So, the premise and plot synopsis of this novel suggests that Della’s mother, Ruby, who’s turned into a feral, screeching river monster and physically transforms every night, is the actual murderer of Natasha’s missing sister and a host of other girls who’ve gone missing in the woods. It certainly seems that way once her sister’s corpse is discovered, sliced up, in a place Ruby tends to visit when she escapes from the derelict building Della has attempted to imprison her in. Della ties herself in knots about the fact that she’s aiding and abetting a murderer, and the reader dreads the coming confrontation between Della and Natasha if and when the truth comes out. 
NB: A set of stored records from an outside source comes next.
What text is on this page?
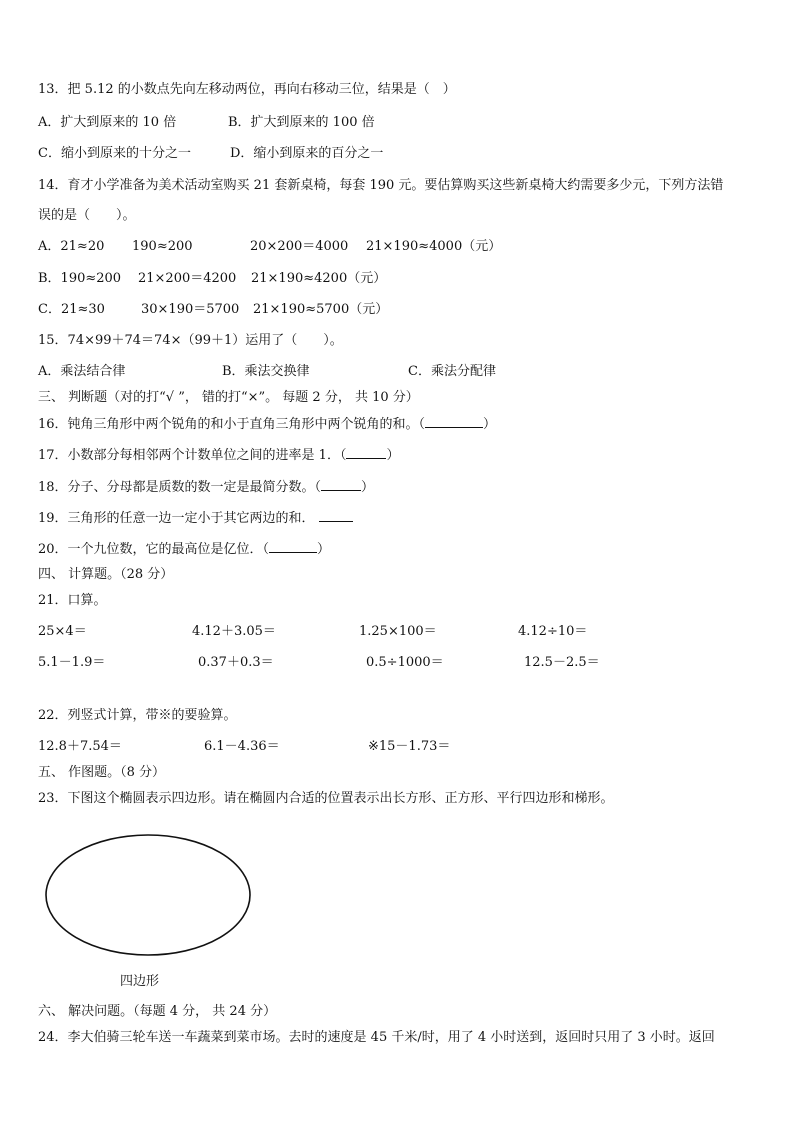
13．把 5.12 的小数点先向左移动两位，再向右移动三位，结果是（　）
A．扩大到原来的 10 倍	B．扩大到原来的 100 倍
C．缩小到原来的十分之一	D．缩小到原来的百分之一
14．育才小学准备为美术活动室购买 21 套新桌椅，每套 190 元。要估算购买这些新桌椅大约需要多少元，下列方法错
误的是（　　）。
A．21≈20 190≈200	20×200＝4000 21×190≈4000（元）
B．190≈200 21×200＝4200 21×190≈4200（元）
C．21≈30	30×190＝5700 21×190≈5700（元）
15．74×99＋74＝74×（99＋1）运用了（　　）。
A．乘法结合律	B．乘法交换律	C．乘法分配律
三、 判断题（对的打“√ ”， 错的打“×”。 每题 2 分， 共 10 分）
16．钝角三角形中两个锐角的和小于直角三角形中两个锐角的和。（	）
17．小数部分每相邻两个计数单位之间的进率是 1．（	）
18．分子、分母都是质数的数一定是最简分数。（	）
19．三角形的任意一边一定小于其它两边的和．
20．一个九位数，它的最高位是亿位．（	）
四、 计算题。（28 分）
21．口算。
25×4＝	4.12＋3.05＝	1.25×100＝	4.12÷10＝
5.1－1.9＝	0.37＋0.3＝	0.5÷1000＝	12.5－2.5＝
22．列竖式计算，带※的要验算。
12.8＋7.54＝	6.1－4.36＝	※15－1.73＝
五、 作图题。（8 分）
23．下图这个椭圆表示四边形。请在椭圆内合适的位置表示出长方形、正方形、平行四边形和梯形。
四边形
六、 解决问题。（每题 4 分， 共 24 分）
24．李大伯骑三轮车送一车蔬菜到菜市场。去时的速度是 45 千米/时，用了 4 小时送到，返回时只用了 3 小时。返回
BUT, of course there’s a twist (because otherwise the plot synopsis would spoil the book, which fortunately hasn’t become a full-blown trend yet like it has with movie trailers). Turns out, Ruby has been trying to SAVE these girls from an evil man (of course) who came to The Bend to prey on its magic and continue his transformation into a horrific, rotting monster. She herself transformed into this river monster when she summoned the magic of the river (and all of The Bend) to protect herself and HER sister from this interloper. But his intrusion into the land twisted its magic, so the summoning warped her, her sister was murdered anyway, and her daughter stumbled on her in her monstrous form, dragging her sister’s corpse into the water. (It’s really no wonder Della thought her mother was a murderer.) 
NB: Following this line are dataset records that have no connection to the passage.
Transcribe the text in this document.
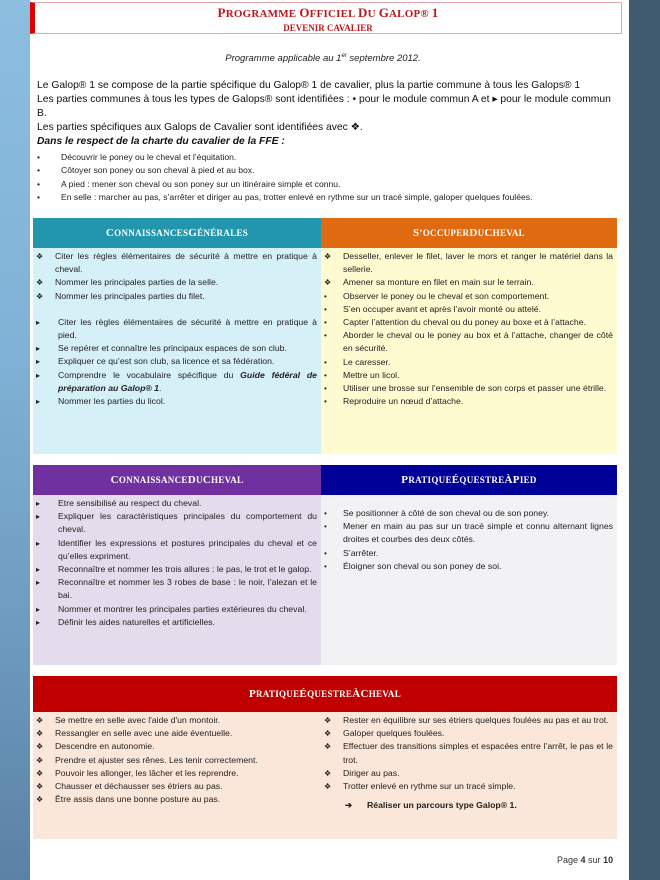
PROGRAMME OFFICIEL DU GALOP® 1
DEVENIR CAVALIER
Programme applicable au 1er septembre 2012.

Le Galop® 1 se compose de la partie spécifique du Galop® 1 de cavalier, plus la partie commune à tous les Galops® 1

Les parties communes à tous les types de Galops® sont identifiées : • pour le module commun A et ▸ pour le module commun B.

Les parties spécifiques aux Galops de Cavalier sont identifiées avec ❖.

Dans le respect de la charte du cavalier de la FFE :

•	Découvrir le poney ou le cheval et l’équitation.
•	Côtoyer son poney ou son cheval à pied et au box.
•	A pied : mener son cheval ou son poney sur un itinéraire simple et connu.
•	En selle : marcher au pas, s’arrêter et diriger au pas, trotter enlevé en rythme sur un tracé simple, galoper quelques foulées.
C ONNAISSANCES G ÉNÉRALES
❖	Citer les règles élémentaires de sécurité à mettre en pratique à cheval.
❖	Nommer les principales parties de la selle.
❖	Nommer les principales parties du filet.
▸	Citer les règles élémentaires de sécurité à mettre en pratique à pied.
▸	Se repérer et connaître les principaux espaces de son club.
▸	Expliquer ce qu’est son club, sa licence et sa fédération.
▸	Comprendre le vocabulaire spécifique du Guide fédéral de préparation au Galop® 1.
▸	Nommer les parties du licol.
S ’OCCUPER D U C HEVAL
❖	Desseller, enlever le filet, laver le mors et ranger le matériel dans la sellerie.
❖	Amener sa monture en filet en main sur le terrain.
•	Observer le poney ou le cheval et son comportement.
•	S’en occuper avant et après l’avoir monté ou attelé.
•	Capter l’attention du cheval ou du poney au boxe et à l’attache.
•	Aborder le cheval ou le poney au box et à l’attache, changer de côté en sécurité.
•	Le caresser.
•	Mettre un licol.
•	Utiliser une brosse sur l’ensemble de son corps et passer une étrille.
•	Reproduire un nœud d’attache.
C ONNAISSANCE D U C HEVAL
▸	Etre sensibilisé au respect du cheval.
▸	Expliquer les caractéristiques principales du comportement du cheval.
▸	Identifier les expressions et postures principales du cheval et ce qu’elles expriment.
▸	Reconnaître et nommer les trois allures : le pas, le trot et le galop.
▸	Reconnaître et nommer les 3 robes de base : le noir, l’alezan et le bai.
▸	Nommer et montrer les principales parties extérieures du cheval.
▸	Définir les aides naturelles et artificielles.
P RATIQUE É QUESTRE À P IED
•	Se positionner à côté de son cheval ou de son poney.
•	Mener en main au pas sur un tracé simple et connu alternant lignes droites et courbes des deux côtés.
•	S’arrêter.
•	Éloigner son cheval ou son poney de soi.
P RATIQUE É QUESTRE À C HEVAL
❖	Se mettre en selle avec l'aide d'un montoir.
❖	Ressangler en selle avec une aide éventuelle.
❖	Descendre en autonomie.
❖	Prendre et ajuster ses rênes. Les tenir correctement.
❖	Pouvoir les allonger, les lâcher et les reprendre.
❖	Chausser et déchausser ses étriers au pas.
❖	Être assis dans une bonne posture au pas.
❖	Rester en équilibre sur ses étriers quelques foulées au pas et au trot.
❖	Galoper quelques foulées.
❖	Effectuer des transitions simples et espacées entre l’arrêt, le pas et le trot.
❖	Diriger au pas.
❖	Trotter enlevé en rythme sur un tracé simple.
➔	Réaliser un parcours type Galop® 1.
Page 4 sur 10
Turns out, cop-averse Georgia was right all along, because the evil man had been moonlighting as a local park ranger this whole time–the very same park ranger who offered Natasha and her friends a ride toward the novel’s beginning. He likes killing women for the usual misogynist reasons (“you’re a weak, disgusting woman like all the rest…”), though the book takes pains to assure the reader that he’s not a rapist (“I would never. I don’t go in for that sort of thing,” instead musing evilly that ”Pain is a beautiful thing…”) I appreciate the way the novel steers away from this kind of sexual trauma, given the rest of the trauma the characters are dealing with, while still acknowledging that THAT would be the far more likely motivation and outcome. 
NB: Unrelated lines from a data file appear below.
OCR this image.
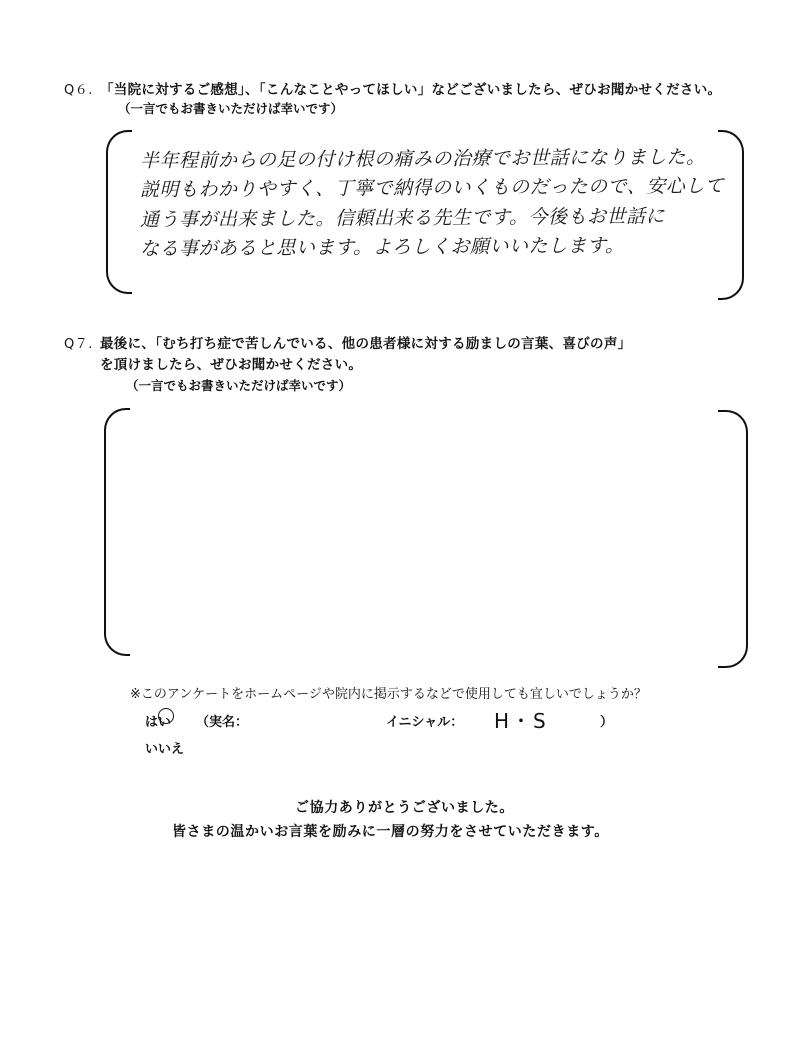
Q６. 「当院に対するご感想」、「こんなことやってほしい」などございましたら、ぜひお聞かせください。
（一言でもお書きいただけば幸いです）
半年程前からの足の付け根の痛みの治療でお世話になりました。
説明もわかりやすく、丁寧で納得のいくものだったので、安心して
通う事が出来ました。信頼出来る先生です。今後もお世話に
なる事があると思います。よろしくお願いいたします。
Q７. 最後に、「むち打ち症で苦しんでいる、他の患者様に対する励ましの言葉、喜びの声」
を頂けましたら、ぜひお聞かせください。
（一言でもお書きいただけば幸いです）
※このアンケートをホームページや院内に掲示するなどで使用しても宜しいでしょうか？
はい （実名：	イニシャル： H・S	）
いいえ
ご協力ありがとうございました。
皆さまの温かいお言葉を励みに一層の努力をさせていただきます。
In the end, it’s Natasha’s rage, Ruby’s strength, and the river’s power that combine to destroy the evil man. First, Natasha summons the river onto dry land to drown him: “Most of all I scream out the white-hot, searing rage that has been growing inside me for weeks.” When that’s not enough and he pulls a Michael-Myers and gets right back up, Della knows what to do next: “It’s time for Grange to die. The Bend made him, so the Bend will have to deal with him. There’s no other way. The police would never be a match for him. …in his human form, he’s a man the police trust and respect. There’s only one way to stop him. The river siren. Momma.”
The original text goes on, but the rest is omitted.